There was a slight sadness in his voice, disguised by his awkward smile that showed up between bites of the lasagna.

“But the other bittersweet part is that I’ll be moving out of here. The studio is in Santa Monica, and recording sessions can go all night sometimes. I want to be close so I don’t get stuck in traffic every day.”

That part hit me like a ton of bricks.

“You’re moving?” I asked.

He nodded.

I put my fork down and had to fight the tears from forming in my eyes.

“But who will I hang out with?” I asked.

“I can still come by from time to time. It’s not like I’m dying.”

He was right, but it wouldn’t be every night. I wouldn’t have a close friend in the building who would keep me from being lonely. I guess I could always call or do a video meeting — that’s the direction the world was going anyway right now — but without him, it would just be me by myself.

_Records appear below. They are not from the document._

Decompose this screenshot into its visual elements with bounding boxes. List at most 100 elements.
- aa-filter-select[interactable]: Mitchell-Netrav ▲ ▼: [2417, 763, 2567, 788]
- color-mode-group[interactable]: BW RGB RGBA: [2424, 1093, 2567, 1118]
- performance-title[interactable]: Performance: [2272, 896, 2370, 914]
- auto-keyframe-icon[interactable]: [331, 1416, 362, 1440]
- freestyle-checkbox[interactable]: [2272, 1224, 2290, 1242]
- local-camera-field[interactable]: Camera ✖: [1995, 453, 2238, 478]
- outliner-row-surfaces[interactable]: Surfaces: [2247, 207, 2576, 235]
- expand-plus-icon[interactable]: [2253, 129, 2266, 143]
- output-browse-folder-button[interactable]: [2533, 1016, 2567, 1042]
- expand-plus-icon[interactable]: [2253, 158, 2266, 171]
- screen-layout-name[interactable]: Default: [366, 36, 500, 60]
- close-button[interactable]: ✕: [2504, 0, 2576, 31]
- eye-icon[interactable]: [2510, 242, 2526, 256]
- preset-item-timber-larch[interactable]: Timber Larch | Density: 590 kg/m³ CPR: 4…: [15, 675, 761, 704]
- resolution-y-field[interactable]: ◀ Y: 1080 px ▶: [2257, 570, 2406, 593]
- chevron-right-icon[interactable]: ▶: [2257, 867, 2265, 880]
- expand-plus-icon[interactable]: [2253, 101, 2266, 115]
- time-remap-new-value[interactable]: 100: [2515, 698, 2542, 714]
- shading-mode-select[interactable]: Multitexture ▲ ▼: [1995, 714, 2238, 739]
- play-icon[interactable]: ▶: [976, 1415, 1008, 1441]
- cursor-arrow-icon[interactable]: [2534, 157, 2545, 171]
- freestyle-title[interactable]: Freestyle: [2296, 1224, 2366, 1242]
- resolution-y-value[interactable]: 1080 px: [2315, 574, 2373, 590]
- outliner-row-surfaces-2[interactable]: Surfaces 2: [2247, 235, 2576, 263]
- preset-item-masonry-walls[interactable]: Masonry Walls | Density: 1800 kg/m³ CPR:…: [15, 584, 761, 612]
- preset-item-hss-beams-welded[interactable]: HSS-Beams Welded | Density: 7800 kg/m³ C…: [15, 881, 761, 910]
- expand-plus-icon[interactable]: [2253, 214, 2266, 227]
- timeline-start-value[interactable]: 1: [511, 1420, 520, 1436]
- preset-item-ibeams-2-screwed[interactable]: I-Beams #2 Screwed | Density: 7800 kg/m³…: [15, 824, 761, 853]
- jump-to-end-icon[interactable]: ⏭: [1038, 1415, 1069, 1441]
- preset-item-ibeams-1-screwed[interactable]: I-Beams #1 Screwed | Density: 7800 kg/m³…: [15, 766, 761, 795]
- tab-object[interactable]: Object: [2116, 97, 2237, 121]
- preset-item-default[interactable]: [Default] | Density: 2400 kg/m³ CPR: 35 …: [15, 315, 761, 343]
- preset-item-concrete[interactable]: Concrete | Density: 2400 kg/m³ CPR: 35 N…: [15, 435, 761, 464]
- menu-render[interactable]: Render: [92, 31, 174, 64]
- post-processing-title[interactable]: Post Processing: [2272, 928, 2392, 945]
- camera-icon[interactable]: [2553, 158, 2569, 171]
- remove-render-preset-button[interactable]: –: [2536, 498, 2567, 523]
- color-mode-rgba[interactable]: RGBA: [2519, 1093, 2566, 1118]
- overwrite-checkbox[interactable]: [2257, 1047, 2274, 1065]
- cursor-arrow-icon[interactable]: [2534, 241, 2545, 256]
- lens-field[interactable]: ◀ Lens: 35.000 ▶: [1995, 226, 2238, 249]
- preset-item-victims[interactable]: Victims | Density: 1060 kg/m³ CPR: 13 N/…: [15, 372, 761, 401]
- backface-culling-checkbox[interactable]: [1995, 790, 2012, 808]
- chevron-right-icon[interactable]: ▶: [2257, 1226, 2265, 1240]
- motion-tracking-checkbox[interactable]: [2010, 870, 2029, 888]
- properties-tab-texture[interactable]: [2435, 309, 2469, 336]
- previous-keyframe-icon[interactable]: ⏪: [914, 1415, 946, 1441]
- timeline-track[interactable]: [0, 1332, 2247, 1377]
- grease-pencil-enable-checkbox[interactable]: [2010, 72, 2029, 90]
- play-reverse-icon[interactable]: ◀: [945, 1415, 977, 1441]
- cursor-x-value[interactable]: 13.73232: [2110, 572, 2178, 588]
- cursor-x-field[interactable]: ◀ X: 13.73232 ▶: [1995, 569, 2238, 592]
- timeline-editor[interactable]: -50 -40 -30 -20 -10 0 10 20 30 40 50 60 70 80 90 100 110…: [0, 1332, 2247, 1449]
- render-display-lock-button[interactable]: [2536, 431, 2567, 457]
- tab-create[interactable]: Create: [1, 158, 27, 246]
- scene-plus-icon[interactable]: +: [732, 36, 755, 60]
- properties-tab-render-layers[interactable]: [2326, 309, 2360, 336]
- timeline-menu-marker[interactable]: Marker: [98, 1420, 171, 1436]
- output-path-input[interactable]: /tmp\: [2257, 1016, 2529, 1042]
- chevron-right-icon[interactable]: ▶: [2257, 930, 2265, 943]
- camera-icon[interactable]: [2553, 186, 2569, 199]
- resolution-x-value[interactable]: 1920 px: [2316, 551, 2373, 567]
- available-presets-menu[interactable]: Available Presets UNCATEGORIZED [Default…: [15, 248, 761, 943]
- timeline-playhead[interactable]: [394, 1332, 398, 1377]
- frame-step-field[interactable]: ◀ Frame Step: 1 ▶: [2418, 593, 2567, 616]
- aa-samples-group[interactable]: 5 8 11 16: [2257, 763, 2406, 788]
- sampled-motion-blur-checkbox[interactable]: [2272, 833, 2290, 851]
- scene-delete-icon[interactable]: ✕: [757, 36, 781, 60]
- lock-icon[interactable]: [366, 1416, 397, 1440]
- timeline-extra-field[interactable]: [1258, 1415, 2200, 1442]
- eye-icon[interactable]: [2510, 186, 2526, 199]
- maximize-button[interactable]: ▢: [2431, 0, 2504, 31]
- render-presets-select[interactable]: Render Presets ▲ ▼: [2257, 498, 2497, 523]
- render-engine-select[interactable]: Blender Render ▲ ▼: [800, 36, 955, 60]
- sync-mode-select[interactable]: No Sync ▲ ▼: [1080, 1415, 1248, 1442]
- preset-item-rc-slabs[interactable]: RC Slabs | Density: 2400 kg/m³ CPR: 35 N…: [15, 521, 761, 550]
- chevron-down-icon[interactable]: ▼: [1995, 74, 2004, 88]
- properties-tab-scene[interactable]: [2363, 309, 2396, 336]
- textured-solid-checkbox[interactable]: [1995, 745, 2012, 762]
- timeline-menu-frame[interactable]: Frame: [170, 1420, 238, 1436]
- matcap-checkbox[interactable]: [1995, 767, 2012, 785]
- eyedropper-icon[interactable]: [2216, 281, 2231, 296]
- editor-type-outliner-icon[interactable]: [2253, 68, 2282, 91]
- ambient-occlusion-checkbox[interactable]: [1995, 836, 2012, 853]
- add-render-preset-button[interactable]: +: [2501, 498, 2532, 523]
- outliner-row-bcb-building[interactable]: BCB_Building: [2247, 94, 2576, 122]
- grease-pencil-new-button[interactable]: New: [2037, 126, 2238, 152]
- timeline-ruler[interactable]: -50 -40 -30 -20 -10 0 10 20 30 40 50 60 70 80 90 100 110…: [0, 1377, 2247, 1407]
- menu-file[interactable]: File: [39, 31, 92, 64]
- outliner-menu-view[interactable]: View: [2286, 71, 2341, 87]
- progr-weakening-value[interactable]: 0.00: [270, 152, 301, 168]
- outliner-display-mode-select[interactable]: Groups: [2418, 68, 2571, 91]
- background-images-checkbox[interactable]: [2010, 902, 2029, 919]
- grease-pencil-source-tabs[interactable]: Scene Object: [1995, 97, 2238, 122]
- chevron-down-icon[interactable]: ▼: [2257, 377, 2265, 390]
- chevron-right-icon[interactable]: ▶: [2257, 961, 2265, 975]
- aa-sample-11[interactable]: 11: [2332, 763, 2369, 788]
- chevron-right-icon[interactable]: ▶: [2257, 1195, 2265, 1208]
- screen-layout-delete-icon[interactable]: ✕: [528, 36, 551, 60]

I didn’t mind being on my own in life, but the thought of living in the building alone without anybody to hang out with on a given night made me sad. After a sip of wine, I congratulated him, but secretly, I was upset and wished that his success didn’t mean losing me from his life.

Men I’d dated had always disappointed me, but my luck seemed to be getting worse. Now I couldn’t even manage to keep them around as friends.

CHAPTER4

***LEO***

The sun had set, and it was dark out as I pulled into my garage. I’d developed a gut reaction to do this after months of fear of what I was about to experience when I went into the house. Sometimes — dare I say it, even most of the time — nothing happened. I’d come inside and she’d be cooking dinner, then ask me how my day was.

But when it was worse, it was much worse, and it had continued getting worse in the weeks since we had officially broken up, but were still living together until I found a new place. The whole situation was a powder keg.